Digital Representation of 'A Match of Crickets in Ten Rounds of Verse and Image': Text Encoding and Viewer Implementation for Japanese Poetry Match
Authors: Fujiwara, Shizuka / Nagasaki, Kiyonori / Ikuura, Hiroyuki / Morita, Teiko / Ikura, Yoichi / Matumoto, Ok / Yumie, Kato
Date: Thursday, 7 September 2023, 4:15pm to 5:45pm
Location: Main Campus, L 1 <campus:stage>
Waka poem, a type of Japanese poetry, is sometimes published simply as a collection of poems, but they often appear in various contexts. The Mushi-awase, which is the subject of this presentation, was an event held in the 18th century as part of the revival of the medieval vogue, in which dioramas were created and brought together with the theme of insects that made sounds and chirped, and waka poems were added to the dioramas to compete for the contest. It was a typical example of the restoration of dynastic culture that was popular then. A beautiful picture scroll of this Mushi-awase has been recorded and preserved today, along with its diorama. The authors decided to encode this picture scroll in accordance with TEI as part of their research on this fashion.
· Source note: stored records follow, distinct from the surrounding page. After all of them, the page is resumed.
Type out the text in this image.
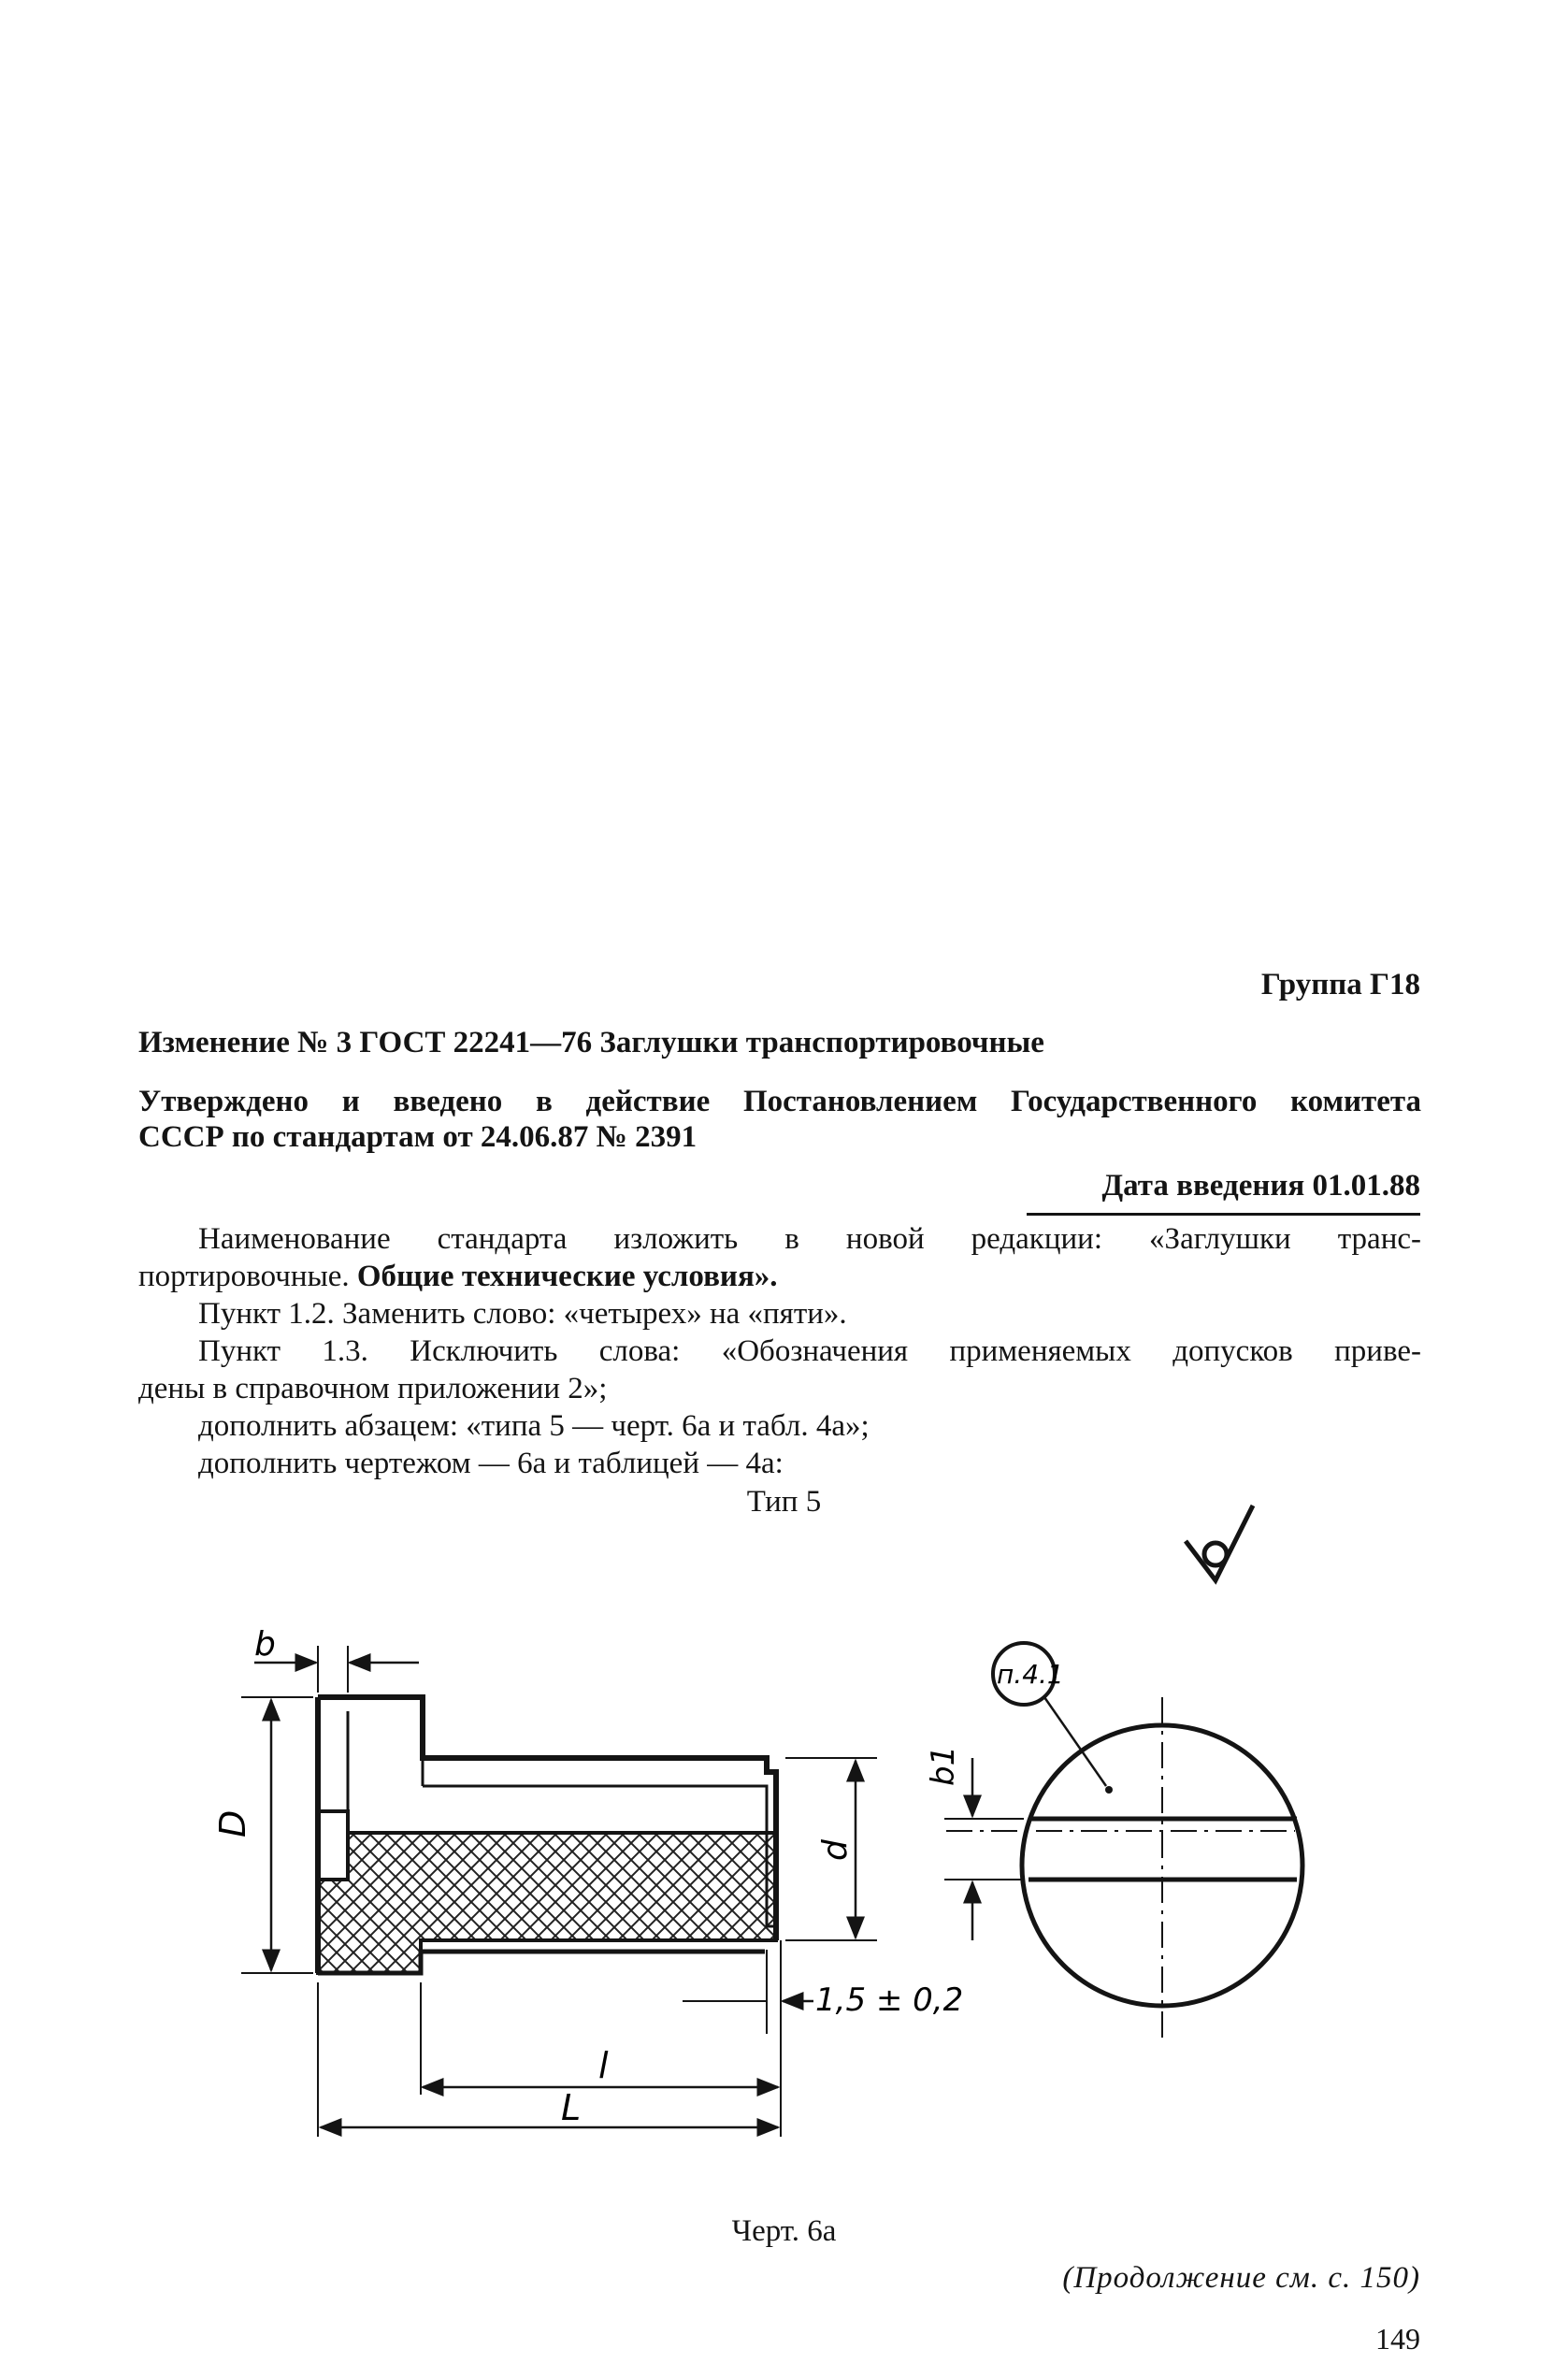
Группа Г18
Изменение № 3 ГОСТ 22241—76 Заглушки транспортировочные
Утверждено и введено в действие Постановлением Государственного комитета
СССР по стандартам от 24.06.87 № 2391
Дата введения 01.01.88
Наименование стандарта изложить в новой редакции: «Заглушки транс-
портировочные. Общие технические условия».
Пункт 1.2. Заменить слово: «четырех» на «пяти».
Пункт 1.3. Исключить слова: «Обозначения применяемых допусков приве-
дены в справочном приложении 2»;
дополнить абзацем: «типа 5 — черт. 6а и табл. 4а»;
дополнить чертежом — 6а и таблицей — 4а:
Тип 5
b
D
d
l
L
1,5 ± 0,2
b1
п.4.1
Черт. 6а
(Продолжение см. с. 150)
149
The diorama images, wakas, and their respective ratings and wins/losses were encoded to have a reference related to each other with ID-refs. In addition,
<persName> elements are embedded in each poet appearing in the scroll, and IDs are assigned in anticipation of the future construction of a waka poet’s name authority.
In this structure, each
<l> has a different poet, currently represented by
@resp. In Japanese waka poetry, in general, it is often necessary to have a poet or author for each waka, and such a structure is generally necessary. We are currently considering if it is appropriate to use @resp here or if a new dedicated attribute is needed.
In this representation, we also plan to create and provide an English translation. We hope that the world will be able to enjoy this expression even more widely.